I tego uczy baśń, że warto podejmować próby radzenia sobie ze strachem, że warto uczyć się na swoich i cudzych błędach. Uczy też, że czasem warto poprosić o pomoc, bo sami mamy ograniczenia wiedzy, postrzegania, emocje zaciemniają nam obraz a ktoś z zewnątrz patrzy bez tych emocji, może ma większą wiedzę niż my, trochę inaczej myśli, a to wszystko powoduje, że może znaleźć wyjście tam, gdzie my widzimy tylko ścianę.

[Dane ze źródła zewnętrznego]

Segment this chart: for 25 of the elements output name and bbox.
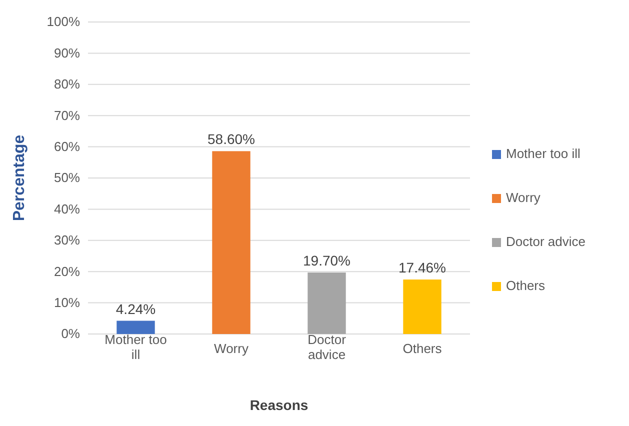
y-tick-label: 80% — [54, 76, 80, 92]
y-tick-label: 30% — [54, 232, 80, 248]
y-tick-label: 0% — [61, 326, 80, 342]
y-tick-label: 90% — [54, 45, 80, 60]
y-tick-label: 20% — [54, 264, 80, 279]
data-label: 19.70% — [303, 252, 350, 269]
y-tick-label: 10% — [54, 294, 80, 310]
y-tick-label: 70% — [54, 108, 80, 123]
legend-label: Doctor advice — [506, 234, 586, 249]
x-axis-title: Reasons — [250, 397, 308, 413]
y-tick-label: 50% — [54, 170, 80, 186]
x-tick-label: Others — [402, 341, 442, 356]
x-tick-label: Worry — [214, 341, 249, 356]
legend-label: Mother too ill — [506, 146, 581, 161]
legend-label: Others — [506, 278, 546, 293]
data-label: 4.24% — [116, 300, 156, 317]
x-tick-label: Doctor advice — [308, 332, 347, 362]
y-axis-title: Percentage — [11, 134, 28, 222]
y-tick-label: 60% — [54, 138, 80, 154]
y-tick-label: 100% — [46, 14, 80, 30]
data-label: 17.46% — [398, 260, 446, 276]
x-tick-label: Mother too ill — [104, 332, 167, 362]
data-label: 58.60% — [208, 131, 255, 148]
y-tick-label: 40% — [54, 201, 80, 216]
legend-label: Worry — [506, 190, 541, 205]
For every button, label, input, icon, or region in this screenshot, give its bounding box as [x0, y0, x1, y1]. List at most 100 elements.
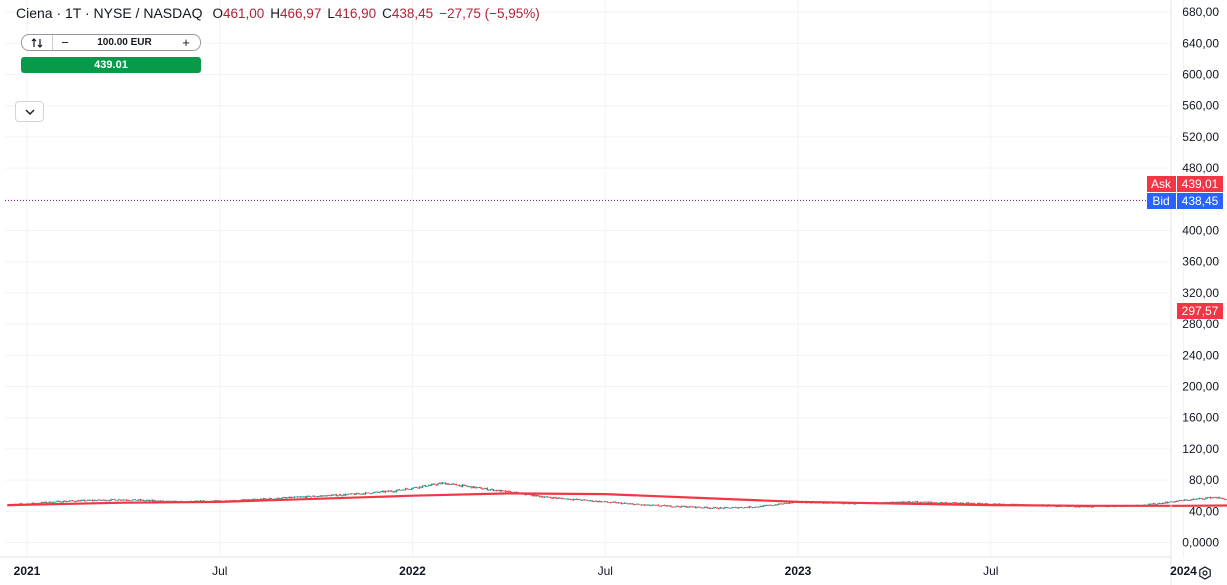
- candle-body: [762, 505, 765, 507]
- candle-body: [244, 499, 246, 501]
- x-tick-label: Jul: [212, 564, 227, 578]
- candle-body: [1203, 498, 1206, 500]
- candle-body: [637, 503, 640, 505]
- candle-body: [502, 490, 504, 492]
- candle-body: [87, 499, 89, 501]
- candle-body: [60, 502, 63, 503]
- candle-body: [485, 488, 487, 489]
- candle-body: [892, 501, 894, 503]
- buy-button[interactable]: 439.01: [21, 57, 201, 73]
- candle-body: [108, 500, 111, 502]
- candle-body: [623, 503, 626, 504]
- y-tick-label: 480,00: [1182, 161, 1219, 175]
- candle-body: [1000, 503, 1002, 505]
- candle-body: [1165, 502, 1167, 504]
- candle-body: [138, 499, 140, 501]
- candle-body: [81, 500, 83, 501]
- candle-body: [104, 499, 106, 501]
- candle-body: [374, 492, 376, 493]
- candle-body: [367, 492, 370, 494]
- candle-body: [913, 501, 916, 503]
- candle-body: [700, 507, 703, 509]
- candle-body: [659, 505, 661, 507]
- candle-body: [269, 498, 271, 500]
- candle-body: [261, 498, 263, 500]
- candle-body: [57, 501, 60, 502]
- quantity-stepper[interactable]: − 100.00 EUR +: [21, 34, 201, 51]
- candle-body: [932, 502, 934, 504]
- candle-body: [119, 499, 121, 501]
- candle-body: [583, 499, 586, 501]
- candle-body: [660, 505, 663, 507]
- candle-body: [682, 505, 684, 507]
- price-axis[interactable]: 0,0000 40,00 80,00 120,00 160,00 200,00 240,00…: [1170, 0, 1219, 585]
- candle-body: [443, 482, 445, 484]
- candle-body: [441, 482, 444, 484]
- candle-body: [599, 500, 601, 503]
- candle-body: [909, 501, 911, 503]
- candle-body: [714, 507, 717, 509]
- candle-body: [417, 487, 419, 489]
- candle-body: [919, 502, 922, 504]
- candle-body: [650, 505, 652, 507]
- candle-body: [1091, 506, 1093, 508]
- candle-body: [785, 502, 788, 504]
- candle-body: [259, 498, 262, 500]
- candle-body: [475, 487, 478, 489]
- candle-body: [321, 495, 323, 497]
- y-tick-label: 400,00: [1182, 224, 1219, 238]
- settings-gear-icon[interactable]: [1196, 564, 1214, 582]
- candle-body: [481, 488, 484, 490]
- candle-body: [592, 501, 595, 503]
- symbol-title[interactable]: Ciena · 1T · NYSE / NASDAQ: [16, 5, 203, 21]
- close-value: 438,45: [391, 6, 434, 21]
- candle-body: [1225, 499, 1227, 501]
- candle-body: [639, 504, 641, 506]
- candle-body: [96, 500, 98, 502]
- candle-body: [710, 508, 712, 509]
- candle-body: [1212, 497, 1215, 499]
- candle-body: [691, 506, 694, 508]
- candle-body: [454, 483, 456, 485]
- swap-arrows-icon[interactable]: [22, 35, 53, 50]
- candle-body: [683, 506, 686, 508]
- candle-body: [114, 499, 117, 501]
- candle-body: [961, 502, 963, 504]
- candle-body: [488, 489, 490, 491]
- candle-body: [400, 489, 402, 491]
- candle-body: [930, 501, 933, 503]
- candle-body: [713, 507, 715, 509]
- candle-body: [620, 502, 623, 504]
- time-axis[interactable]: 2021Jul2022Jul2023Jul2024Jul2025Jul2026J…: [0, 556, 1227, 578]
- candle-body: [161, 500, 163, 502]
- open-label: O: [212, 6, 223, 21]
- high-label: H: [270, 6, 281, 21]
- candle-body: [554, 497, 556, 499]
- candle-body: [1208, 497, 1210, 498]
- candle-body: [577, 499, 579, 501]
- y-tick-label: 640,00: [1182, 36, 1219, 50]
- y-tick-label: 520,00: [1182, 130, 1219, 144]
- increase-button[interactable]: +: [182, 35, 190, 50]
- candle-body: [395, 490, 398, 492]
- chevron-down-icon[interactable]: [15, 101, 44, 122]
- candle-body: [1211, 497, 1213, 499]
- candle-body: [110, 499, 112, 501]
- candle-body: [1222, 497, 1224, 499]
- candle-body: [290, 497, 293, 498]
- candle-body: [963, 503, 965, 504]
- candle-body: [409, 489, 411, 490]
- candle-body: [159, 500, 162, 502]
- y-tick-label: 40,00: [1189, 504, 1219, 518]
- candle-body: [609, 502, 612, 504]
- candle-body: [437, 483, 439, 485]
- quantity-value[interactable]: 100.00 EUR: [97, 37, 152, 48]
- candle-body: [276, 497, 279, 499]
- candle-body: [613, 501, 615, 503]
- candle-body: [771, 505, 774, 507]
- candle-body: [534, 494, 536, 497]
- decrease-button[interactable]: −: [61, 35, 69, 50]
- candle-body: [42, 502, 44, 504]
- candle-body: [1189, 500, 1192, 501]
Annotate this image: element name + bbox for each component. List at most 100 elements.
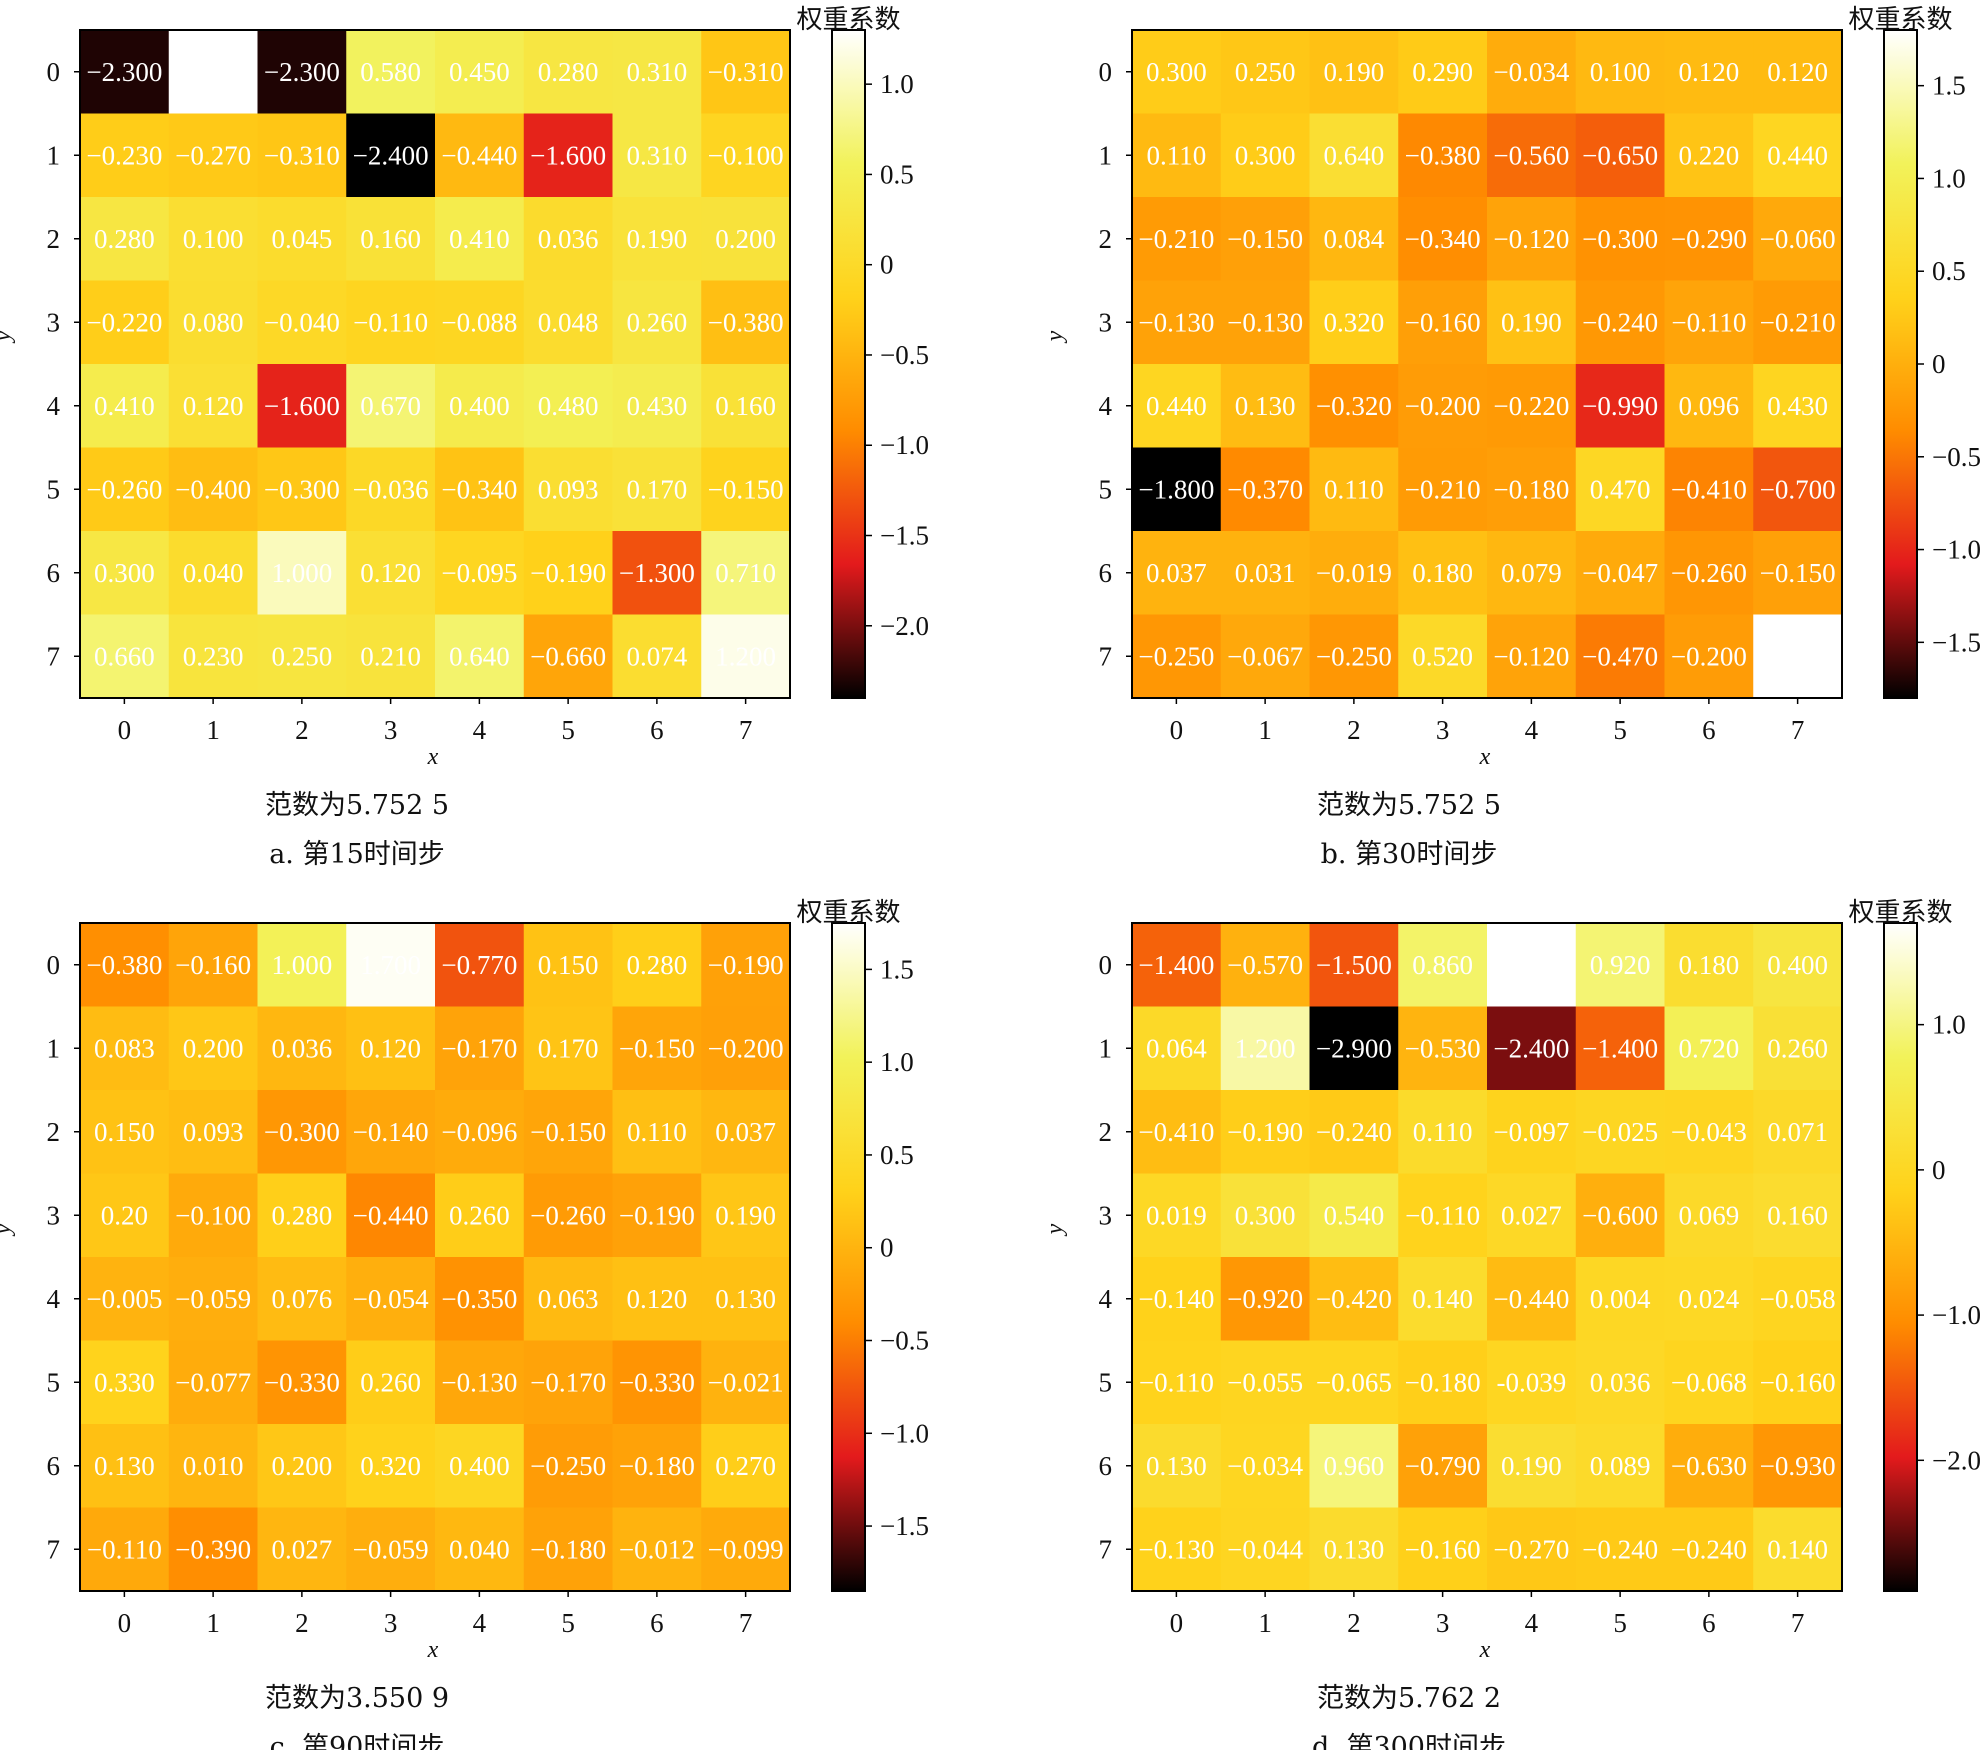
- heatmap-cell: [1132, 1173, 1222, 1258]
- heatmap-cell: [80, 447, 170, 532]
- cell-value-label: −0.095: [441, 558, 517, 588]
- colorbar-tick-label: 0.5: [880, 1140, 914, 1170]
- heatmap-cell: [1753, 197, 1843, 282]
- colorbar-tick-label: 0.5: [1932, 256, 1966, 286]
- x-tick-label: 7: [1791, 715, 1805, 745]
- heatmap-cell: [1309, 1507, 1399, 1592]
- cell-value-label: −0.210: [1760, 307, 1836, 337]
- heatmap-cell: [435, 280, 525, 365]
- heatmap-cell: [1753, 1424, 1843, 1509]
- x-tick-label: 7: [739, 1608, 753, 1638]
- heatmap-cell: [523, 280, 614, 365]
- cell-value-label: −0.200: [1405, 391, 1481, 421]
- cell-value-label: −0.230: [86, 140, 162, 170]
- cell-value-label: 0.031: [1235, 558, 1296, 588]
- heatmap-cell: [701, 113, 791, 198]
- heatmap-cell: [1753, 113, 1843, 198]
- heatmap-cell: [346, 1424, 436, 1509]
- heatmap-cell: [1487, 113, 1577, 198]
- heatmap-cell: [1398, 364, 1488, 449]
- cell-value-label: 0.019: [1146, 1200, 1207, 1230]
- heatmap-cell: [435, 531, 525, 616]
- heatmap-frame: [79, 29, 791, 699]
- colorbar-tick-label: 0: [880, 1233, 894, 1263]
- x-tick-label: 4: [473, 1608, 487, 1638]
- cell-value-label: 0.190: [1501, 307, 1562, 337]
- colorbar-tick-label: 1.5: [880, 954, 914, 984]
- heatmap-cell: [435, 364, 525, 449]
- cell-value-label: 0.080: [183, 307, 244, 337]
- heatmap-cell: [1309, 113, 1399, 198]
- heatmap-cell: [612, 614, 702, 699]
- heatmap-cell: [257, 447, 347, 532]
- heatmap-cell: [612, 531, 702, 616]
- heatmap-cell: [701, 1173, 791, 1258]
- cell-value-label: 0.280: [627, 950, 688, 980]
- norm-label: 范数为5.752 5: [265, 790, 449, 821]
- heatmap-cell: [168, 30, 259, 115]
- heatmap-cell: [1132, 280, 1222, 365]
- cell-value-label: 0.120: [627, 1284, 688, 1314]
- heatmap-cell: [1753, 280, 1843, 365]
- cell-value-label: 1.000: [272, 558, 333, 588]
- colorbar-tick-label: 1.0: [1932, 163, 1966, 193]
- colorbar-tick-label: −1.0: [1932, 535, 1981, 565]
- cell-value-label: 0.450: [449, 57, 510, 87]
- x-tick-label: 0: [118, 1608, 132, 1638]
- cell-value-label: 0.290: [1412, 57, 1473, 87]
- cell-value-label: −0.340: [441, 474, 517, 504]
- heatmap-cell: [80, 1257, 170, 1342]
- heatmap-cell: [1220, 280, 1311, 365]
- cell-value-label: −0.034: [1227, 1451, 1303, 1481]
- heatmap-frame: [1131, 29, 1843, 699]
- heatmap-cell: [701, 1090, 791, 1175]
- cell-value-label: −0.130: [1138, 1534, 1214, 1564]
- x-tick-label: 5: [1613, 1608, 1627, 1638]
- cell-value-label: 0.470: [1590, 474, 1651, 504]
- heatmap-cell: [1220, 1006, 1311, 1091]
- cell-value-label: −0.190: [619, 1200, 695, 1230]
- cell-value-label: 0.400: [449, 1451, 510, 1481]
- cell-value-label: 0.580: [360, 57, 421, 87]
- heatmap-cell: [1398, 1424, 1488, 1509]
- heatmap-cell: [435, 447, 525, 532]
- heatmap-panel-a: −2.300 1.300 −2.300 0.580 0.450 0.280 0.310 −0.…: [0, 5, 929, 870]
- cell-value-label: −0.330: [264, 1367, 340, 1397]
- heatmap-cell: [346, 197, 436, 282]
- cell-value-label: 0.190: [1501, 1451, 1562, 1481]
- cell-value-label: 0.140: [1412, 1284, 1473, 1314]
- heatmap-cell: [435, 1424, 525, 1509]
- cell-value-label: −0.099: [708, 1534, 784, 1564]
- cell-value-label: 0.920: [1590, 950, 1651, 980]
- heatmap-cell: [257, 30, 347, 115]
- cell-value-label: −1.600: [264, 391, 340, 421]
- cell-value-label: −0.150: [619, 1033, 695, 1063]
- cell-value-label: −0.210: [1138, 224, 1214, 254]
- heatmap-cell: [701, 1257, 791, 1342]
- cell-value-label: −0.040: [264, 307, 340, 337]
- y-tick-label: 6: [47, 558, 61, 588]
- heatmap-cell: [1132, 113, 1222, 198]
- heatmap-cell: [435, 1340, 525, 1425]
- heatmap-cell: [1309, 197, 1399, 282]
- cell-value-label: 0.089: [1590, 1451, 1651, 1481]
- cell-value-label: 0.093: [538, 474, 599, 504]
- x-axis-label: x: [1479, 1637, 1491, 1663]
- heatmap-cell: [523, 113, 614, 198]
- heatmap-cell: [523, 30, 614, 115]
- heatmap-cell: [1575, 447, 1666, 532]
- cell-value-label: 1.700: [1501, 950, 1562, 980]
- y-tick-label: 0: [1099, 950, 1113, 980]
- cell-value-label: −0.300: [1582, 224, 1658, 254]
- cell-value-label: −2.300: [264, 57, 340, 87]
- heatmap-cell: [1220, 1424, 1311, 1509]
- heatmap-cell: [1132, 197, 1222, 282]
- cell-value-label: −0.096: [441, 1117, 517, 1147]
- heatmap-cell: [1664, 1173, 1754, 1258]
- heatmap-cell: [1132, 1424, 1222, 1509]
- cell-value-label: 0.720: [1679, 1033, 1740, 1063]
- cell-value-label: −2.400: [1493, 1033, 1569, 1063]
- cell-value-label: 0.069: [1679, 1200, 1740, 1230]
- heatmap-cell: [1487, 923, 1577, 1008]
- cell-value-label: 0.640: [1324, 140, 1385, 170]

Strach przeżywany w baśni jest strachem prawdziwym. Uruchamia te same receptory, jakby to się działo naprawdę. Kiedy przeżywamy przygody bohatera, rozszerzają nam się oczy ze strachu, krew krąży szybciej, spinają się mięśnie. Ciało i mózg zanurzone w historii, nie odróżniają w tym momencie prawdy od fikcji ( do pewnego stopnia oczywiście) .Dlatego kiedy bohater znajduje wyjście z sytuacji, jest tyle emocji. Strach nas opuszcza. Dziecko doznaje ulgi, odprężenia. Dzięki wielokrotnemu doświadczeniu tego typu, koduje mu się mechanizm, że strach nie jest paraliżujący, bo jest do pokonania. Nie musimy zamykać się w czterech ścianach, możemy wyjść na zewnątrz, bo umiemy sobie poradzić z czyhającymi za rogiem smokami i wilkami. Pamiętajmy, że baśń nie uczy, że istnieją smoki. Ona uczy, że jakikolwiek nie byłby to smoczy gatunek- każdego da się pokonać!